Bez. Waidhofen: Zahlen steigen, Bürgermeister infiziert. Die Corona-Lage entwickelt sich auch im Bezirk Waidhofen „nicht gut“, wie Bezirkshauptmann Günter Stöger in den letzten sieben Tagen beobachtete. „Wir hoffen, dass nicht noch mehr Fälle dazukommen.“

Von Karin Widhalm. Erstellt am 20. Oktober 2020 (11:55)
Bezirkshauptmann Günter Stöger
NLK Pfeiffer

Waldviertel & Waidhofen: Überblick

Das Ages-Dashboard verzeichnet einen Anstieg: Waidhofen hat im Sieben-Tagen-Indizes pro 100.000 Einwohner (Stand: 19. Oktober) die meisten Coronafälle im Waldviertel und liegt landesweit hinter Bruck an zweiter Stelle: 123,6 (oder 32 in absoluten Zahlen). Es folgen Zwettl (104,2), Gmünd (92,8) und Horn (28,9).

Die Corona-Ampel ist im Horner Bezirk in der Vorwoche von grün auf gelb gesetzt worden, der Rest ist orange. Coronafälle treten überall im Bezirk auf, aber „die meisten Fälle sind in Waidhofen aufgetreten“, ergänzt Stöger. Das sei angesichts einer höheren Bevölkerungszahl nicht verwunderlich.

Bürgermeister ist infiziert

Bürgermeister Christian Drucker (Waidhofen-Land) hat sich mit dem Corona-Virus infiziert und befindet sich in Quarantäne.

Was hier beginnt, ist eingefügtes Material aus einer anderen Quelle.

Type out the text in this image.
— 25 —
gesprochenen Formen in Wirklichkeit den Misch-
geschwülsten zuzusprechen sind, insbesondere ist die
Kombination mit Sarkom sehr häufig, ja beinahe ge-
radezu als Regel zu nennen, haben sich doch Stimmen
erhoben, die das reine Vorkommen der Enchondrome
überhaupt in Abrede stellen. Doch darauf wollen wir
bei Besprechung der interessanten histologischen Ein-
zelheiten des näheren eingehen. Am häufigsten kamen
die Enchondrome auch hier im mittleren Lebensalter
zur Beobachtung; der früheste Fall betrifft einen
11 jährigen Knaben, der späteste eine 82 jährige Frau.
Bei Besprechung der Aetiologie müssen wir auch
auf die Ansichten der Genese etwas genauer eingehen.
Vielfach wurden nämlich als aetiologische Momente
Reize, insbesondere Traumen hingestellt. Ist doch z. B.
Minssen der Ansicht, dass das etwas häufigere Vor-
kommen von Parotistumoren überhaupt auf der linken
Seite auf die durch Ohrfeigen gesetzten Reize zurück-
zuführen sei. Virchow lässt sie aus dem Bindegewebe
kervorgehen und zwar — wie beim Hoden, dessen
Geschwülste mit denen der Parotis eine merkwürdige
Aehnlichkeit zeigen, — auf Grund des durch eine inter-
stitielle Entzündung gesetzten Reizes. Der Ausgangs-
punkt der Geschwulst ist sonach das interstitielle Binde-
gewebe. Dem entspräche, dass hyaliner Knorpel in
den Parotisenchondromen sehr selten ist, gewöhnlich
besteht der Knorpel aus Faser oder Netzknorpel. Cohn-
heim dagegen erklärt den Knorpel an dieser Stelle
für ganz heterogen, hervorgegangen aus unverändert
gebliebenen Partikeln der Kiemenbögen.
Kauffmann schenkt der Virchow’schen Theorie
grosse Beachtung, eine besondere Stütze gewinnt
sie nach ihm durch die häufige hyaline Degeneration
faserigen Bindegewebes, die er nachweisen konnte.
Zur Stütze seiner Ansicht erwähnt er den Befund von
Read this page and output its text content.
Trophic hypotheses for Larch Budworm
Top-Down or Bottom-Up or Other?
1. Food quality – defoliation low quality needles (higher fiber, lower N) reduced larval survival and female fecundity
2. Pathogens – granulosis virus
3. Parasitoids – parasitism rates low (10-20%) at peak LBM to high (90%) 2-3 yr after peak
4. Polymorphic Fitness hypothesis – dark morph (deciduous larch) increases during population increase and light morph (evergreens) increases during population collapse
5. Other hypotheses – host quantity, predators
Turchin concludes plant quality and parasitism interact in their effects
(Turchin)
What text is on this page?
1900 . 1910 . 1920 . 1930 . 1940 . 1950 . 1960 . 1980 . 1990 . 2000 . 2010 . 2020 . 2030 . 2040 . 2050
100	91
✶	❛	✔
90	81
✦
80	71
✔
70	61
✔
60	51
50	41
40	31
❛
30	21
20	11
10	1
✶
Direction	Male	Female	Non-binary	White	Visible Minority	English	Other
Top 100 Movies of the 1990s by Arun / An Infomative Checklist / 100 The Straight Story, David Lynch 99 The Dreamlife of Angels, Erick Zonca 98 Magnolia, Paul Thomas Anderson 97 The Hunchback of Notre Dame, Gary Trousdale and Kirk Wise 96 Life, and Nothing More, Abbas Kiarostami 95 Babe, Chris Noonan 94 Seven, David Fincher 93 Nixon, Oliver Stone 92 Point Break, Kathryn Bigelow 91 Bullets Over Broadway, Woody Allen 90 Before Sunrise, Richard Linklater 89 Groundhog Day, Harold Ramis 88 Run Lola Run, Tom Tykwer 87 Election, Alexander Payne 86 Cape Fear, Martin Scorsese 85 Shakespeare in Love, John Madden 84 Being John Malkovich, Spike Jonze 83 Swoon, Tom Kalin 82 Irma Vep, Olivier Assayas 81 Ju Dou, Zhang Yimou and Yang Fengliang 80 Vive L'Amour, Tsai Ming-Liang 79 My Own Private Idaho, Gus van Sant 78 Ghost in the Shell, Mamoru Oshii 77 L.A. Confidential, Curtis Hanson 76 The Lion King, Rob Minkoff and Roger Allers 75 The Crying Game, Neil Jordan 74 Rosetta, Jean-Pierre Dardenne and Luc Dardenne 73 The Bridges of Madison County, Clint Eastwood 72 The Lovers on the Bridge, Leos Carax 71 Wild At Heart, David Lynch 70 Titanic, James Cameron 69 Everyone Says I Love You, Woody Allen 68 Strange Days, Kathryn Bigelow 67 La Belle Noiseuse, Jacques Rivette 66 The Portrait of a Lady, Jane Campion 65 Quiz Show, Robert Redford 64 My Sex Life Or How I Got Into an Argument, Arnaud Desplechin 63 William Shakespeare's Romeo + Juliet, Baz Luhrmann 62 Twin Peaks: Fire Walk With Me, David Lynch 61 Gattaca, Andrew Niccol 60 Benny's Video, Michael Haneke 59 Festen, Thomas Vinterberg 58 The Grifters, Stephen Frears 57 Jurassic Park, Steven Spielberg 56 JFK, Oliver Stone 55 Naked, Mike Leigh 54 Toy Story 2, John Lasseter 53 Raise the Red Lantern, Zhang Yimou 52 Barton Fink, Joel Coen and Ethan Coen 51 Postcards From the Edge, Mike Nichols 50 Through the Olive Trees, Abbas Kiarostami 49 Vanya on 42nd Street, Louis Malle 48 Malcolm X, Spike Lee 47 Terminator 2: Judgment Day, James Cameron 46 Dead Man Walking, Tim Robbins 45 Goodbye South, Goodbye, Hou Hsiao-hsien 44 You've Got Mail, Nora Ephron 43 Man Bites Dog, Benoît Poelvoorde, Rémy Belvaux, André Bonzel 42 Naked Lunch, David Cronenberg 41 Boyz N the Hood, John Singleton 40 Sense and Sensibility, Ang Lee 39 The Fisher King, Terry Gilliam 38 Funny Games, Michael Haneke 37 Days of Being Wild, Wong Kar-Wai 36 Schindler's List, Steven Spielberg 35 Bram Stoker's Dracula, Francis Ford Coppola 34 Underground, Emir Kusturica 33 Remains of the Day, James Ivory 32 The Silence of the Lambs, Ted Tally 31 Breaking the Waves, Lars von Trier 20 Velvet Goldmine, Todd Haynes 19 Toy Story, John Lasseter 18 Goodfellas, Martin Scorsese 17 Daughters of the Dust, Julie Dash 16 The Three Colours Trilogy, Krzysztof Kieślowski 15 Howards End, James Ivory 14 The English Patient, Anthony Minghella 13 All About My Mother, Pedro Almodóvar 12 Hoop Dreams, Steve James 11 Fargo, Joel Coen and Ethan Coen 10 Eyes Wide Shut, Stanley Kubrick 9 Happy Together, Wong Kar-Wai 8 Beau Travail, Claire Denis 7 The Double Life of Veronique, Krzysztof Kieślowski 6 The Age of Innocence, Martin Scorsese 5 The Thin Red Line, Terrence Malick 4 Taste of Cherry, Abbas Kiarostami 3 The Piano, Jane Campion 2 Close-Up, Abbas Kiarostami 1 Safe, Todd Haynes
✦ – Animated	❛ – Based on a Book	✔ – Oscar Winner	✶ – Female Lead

„Ich war überzeugt, dass es eine normale Grippe ist, weil es am Wochenende kühler geworden ist“, schildert er. Er habe dennoch einen Test machen lassen. „Ich habe leider Gottes keine Ahnung, wo ich mich angesteckt haben könnte. Ich habe versucht, entsprechend vorsichtig zu sein.“ 

Getestet wurde er am Mittwoch der Vorwoche, Freitagfrüh sei dann das Ergebnis vorgelegen. Der Verlauf sei mild: „Ich hatte die ersten zwei Tage Fieber, aber jetzt bin ich wieder seit zwei Tagen fieberfrei.“ Geschmacks- wie Geruchssinn seien bei ihm vorhanden. Seine Familie ist derzeit ebenso in Quarantäne. Die Amtsgeschäfte übernahm Vizebürgermeister Dietmar Datler. „Aber wir haben telefonisch Kontakt.“ 


Thayatal-Vitalbad ist zu

Das „Thayatal Vitalbad“ in Raabs ist (wie berichtet) seit vergangenen Sonntag geschlossen, nachdem ein Mitarbeiter positiv auf Corona getestet worden war. Er und Betriebsleiterin Barbara Polt bitten Badegäste darum, sogleich 1450 zu wählen, wenn sie Symptome bemerken sollten.  „Wir wollen keine Gäste und keine Mitarbeiter gefährden“, betont sie. Es sei eine durchaus unsichere Situation, deshalb habe man sich zur Schließung entschlossen. 

Wieder eine Schule betroffen

Rudolf Mayer, Direktor an der HAK Waidhofen, ist zudem mit einem Coronafall an seiner Schule konfrontiert. Das Testergebnis sei am Sonntag im Elternhaus eingelangt. „Er ist seit Dienstag wegen einer Verkühlung zu Hause“, erzählt er. Die Familie habe dann entschieden, 1450 zu wählen, – und schließlich die Corona-Infektion auf diesem Weg festgestellt.